Micronutrients requiring careful monitoring:
- Iron: Essential for energy production. Deficiency causes fatigue, anemia, and weakened immunity. 18mg/day for women, 8mg/day for men. Effective sources include red fish, oysters, and beef
- Vitamin D: Involved in hormone regulation, immune function, and calcium absorption. 15~30 minutes of sun exposure or salmon and egg yolks. 600~800IU daily recommended
- B vitamins: Promote metabolism and energy production. B6, B12, and folate deficiency cause fatigue and nerve damage. Sources include eggs, whole grains, and animal products
- Magnesium: Relaxes muscles, regulates stress hormones, promotes sleep. 320~420mg daily (adults). Sources include almonds, spinach, and dark chocolate
- Calcium: Maintains bone density and nerve transmission. 1,000mg daily. Sources include milk, yogurt, kale, and broccoli
- Omega-3: Improves cholesterol levels, reduces inflammation, supports brain health. 1,600mg/day (men), 1,100mg/day (women). Sources include salmon, flaxseed, and chia seeds
Low-intensity exercise such as yoga or meditation reduces stress and lowers cortisol secretion, helping maintain hormonal balance. Practicing yoga 3~4 times weekly during caloric deficit can slow muscle loss.
Summary
The core of healthy weight management is maintaining calorie intake above your basal metabolic rate. Generally, a daily deficit of 500~750kcal targeting 0.5~1kg weekly loss is safe.

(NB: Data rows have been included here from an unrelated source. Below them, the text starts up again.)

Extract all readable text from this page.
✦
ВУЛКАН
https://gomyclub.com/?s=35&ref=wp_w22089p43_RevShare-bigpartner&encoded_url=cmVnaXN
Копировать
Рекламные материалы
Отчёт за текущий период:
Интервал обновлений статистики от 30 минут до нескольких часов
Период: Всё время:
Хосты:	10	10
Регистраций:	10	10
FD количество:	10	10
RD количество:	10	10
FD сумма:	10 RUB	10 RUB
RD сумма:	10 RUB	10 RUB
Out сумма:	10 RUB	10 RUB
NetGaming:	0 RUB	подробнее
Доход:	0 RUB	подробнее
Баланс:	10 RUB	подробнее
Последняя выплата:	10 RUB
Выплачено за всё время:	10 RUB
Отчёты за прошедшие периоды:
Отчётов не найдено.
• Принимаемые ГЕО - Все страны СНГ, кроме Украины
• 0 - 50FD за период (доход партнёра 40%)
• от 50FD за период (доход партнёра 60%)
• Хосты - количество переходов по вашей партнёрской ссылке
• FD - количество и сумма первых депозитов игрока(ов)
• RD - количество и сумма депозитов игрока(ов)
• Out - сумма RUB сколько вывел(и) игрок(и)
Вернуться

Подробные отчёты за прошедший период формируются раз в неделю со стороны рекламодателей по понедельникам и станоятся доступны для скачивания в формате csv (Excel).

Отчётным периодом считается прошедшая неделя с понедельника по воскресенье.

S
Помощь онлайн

Proper composition of the three macronutrients:
- Carbohydrates 45~65% – prioritize low GI foods
- Protein 10~35%, especially 1.6~2.2g per kilogram of body weight during caloric deficit
- Fat 20~35% – emphasize plant-based fats including omega-3
Essential micronutrient management: Intentionally consuming iron, vitamin D, B vitamins, magnesium, calcium, and omega-3 maintains immunity, hormones, and energy levels.
Consultation with healthcare professionals recommended: If you have specific conditions (diabetes, thyroid disease), are taking medications, or are planning extreme weight loss, consult with a doctor or nutritionist first and establish a personalized plan. Extreme calorie restriction may enable short-term weight loss but leads to yo-yo effects and health deterioration long-term.
Weight loss is a marathon. Rather than quick results, sustainable, nutritious eating habits and regular exercise guarantee lifelong health.